Lassaad Ben Ahmed
09 Août 2018•Mise à jour: 09 Août 2018
AA / Kinshasa / Pascal Mulegwa
Les autorités sanitaires congolaises et l'Organisation mondiale de la santé (OMS) ont lancé la vaccination contre la fièvre hémorragique à virus Ebola à Beni, un territoire situé dans l'est de la République Démocratique du Congo (RDC) où l'épidémie déclarée depuis début août a fait 36 décès.
La vaccination contre Ebola a été lancée mercredi par le ministre congolais de la Santé, Oly Ilunga à Mangina, épicentre de cette épidémie déclarée dans la zone de santé de Mabalako, proche de la ville de Beni dans le nord de la province du Nord-Kivu, frontalière avec le Rwanda et l'Ouganda.

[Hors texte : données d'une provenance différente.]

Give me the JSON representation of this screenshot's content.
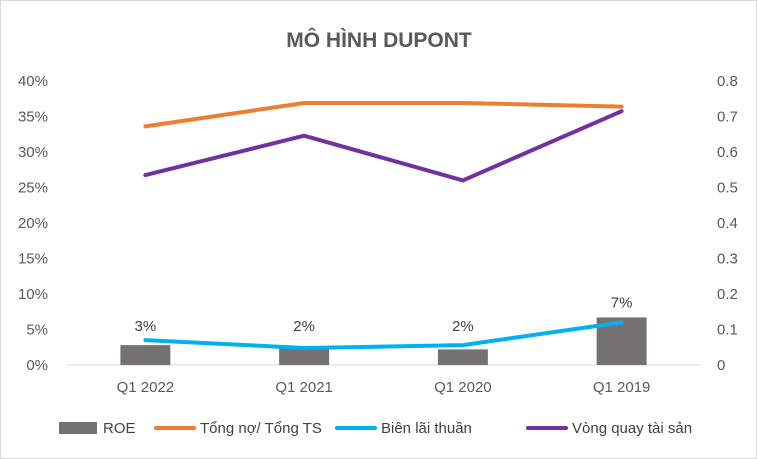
{
  "chart_data": {
    "type": "bar+line",
    "title": "MÔ HÌNH DUPONT",
    "categories": [
      "Q1 2022",
      "Q1 2021",
      "Q1 2020",
      "Q1 2019"
    ],
    "y_left": {
      "ticks": [
        "0%",
        "5%",
        "10%",
        "15%",
        "20%",
        "25%",
        "30%",
        "35%",
        "40%"
      ],
      "ylim": [
        0,
        0.4
      ]
    },
    "y_right": {
      "ticks": [
        "0",
        "0.1",
        "0.2",
        "0.3",
        "0.4",
        "0.5",
        "0.6",
        "0.7",
        "0.8"
      ],
      "ylim": [
        0,
        0.8
      ]
    },
    "series": [
      {
        "name": "ROE",
        "type": "bar",
        "axis": "left",
        "color": "#767171",
        "values": [
          0.028,
          0.024,
          0.022,
          0.067
        ],
        "data_labels": [
          "3%",
          "2%",
          "2%",
          "7%"
        ]
      },
      {
        "name": "Tổng nợ/ Tổng TS",
        "type": "line",
        "axis": "left",
        "color": "#ED7D31",
        "values": [
          0.336,
          0.369,
          0.369,
          0.364
        ]
      },
      {
        "name": "Biên lãi thuần",
        "type": "line",
        "axis": "left",
        "color": "#00B0F0",
        "values": [
          0.035,
          0.024,
          0.028,
          0.06
        ]
      },
      {
        "name": "Vòng quay tài sản",
        "type": "line",
        "axis": "right",
        "color": "#7030A0",
        "values": [
          0.535,
          0.646,
          0.52,
          0.715
        ]
      }
    ],
    "grid": false,
    "legend": "bottom"
  }
}
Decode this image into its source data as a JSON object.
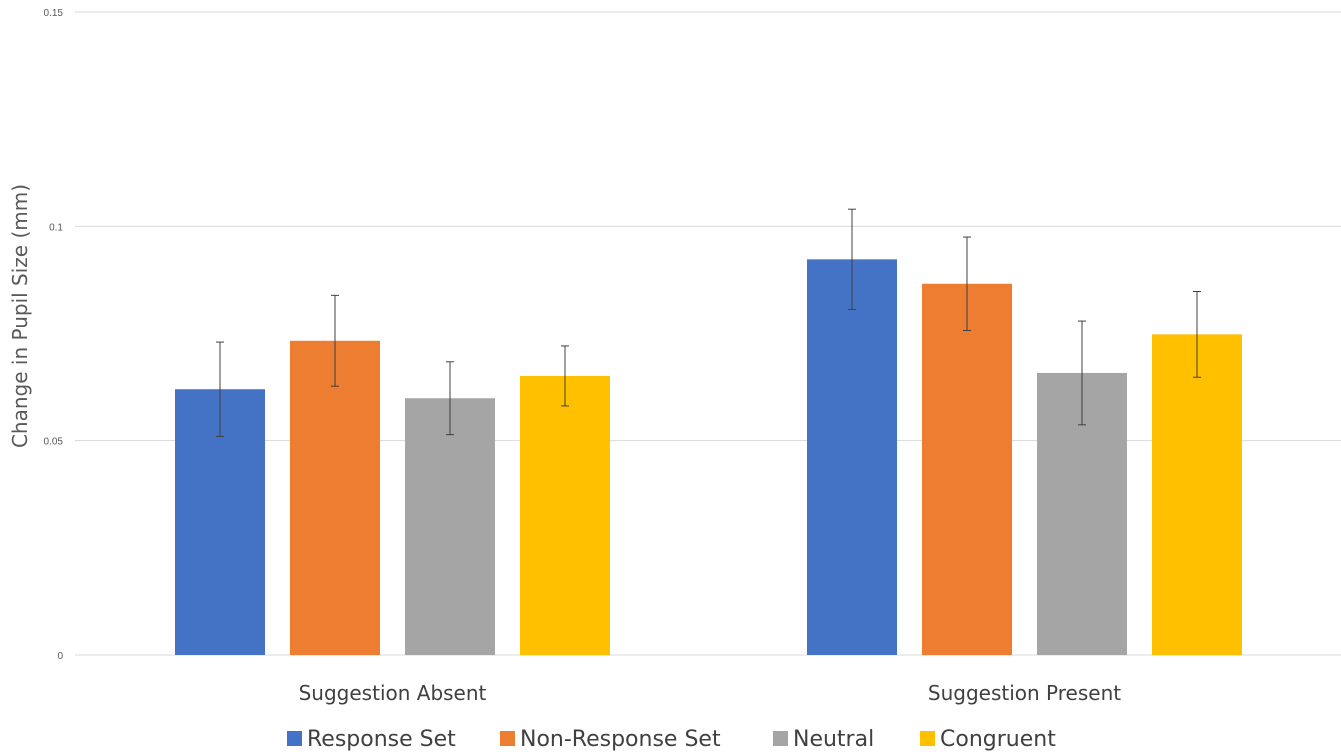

"Toutes les mesures de prévention sont déjà à place. Aujourd'hui il était vraiment important d'ajouter le dernier pilier de la riposte qui est la vaccination, elle va nous permettre de casser la chaîne de transmission à travers la communauté", a déclaré le ministre Ilunga accompagné de plusieurs experts nationaux et internationaux.
Les premières cibles de cette vaccination sont "les prestataires de soin de première ligne, les personnes ayant été en contact avec les cas confirmés et les contacts de ces contacts", a-t-il ajouté.
"Encore une fois, la RDC a démontré un fort leadership dans la réponse rapide à cette épidémie", a déclaré mardi dans un communiqué Tedros Adhanom Ghebreyesus, Directeur général de l’OMS.
"La maladie à virus Ebola est agressive. Nous devons y répondre avec force. Introduire la vaccination aussi rapidement que possible est l'un des principaux outils au début de la réponse", a-t-il ajouté. A ce jour, 44 cas ont été enregistrés, dont 17 cas sont confirmés.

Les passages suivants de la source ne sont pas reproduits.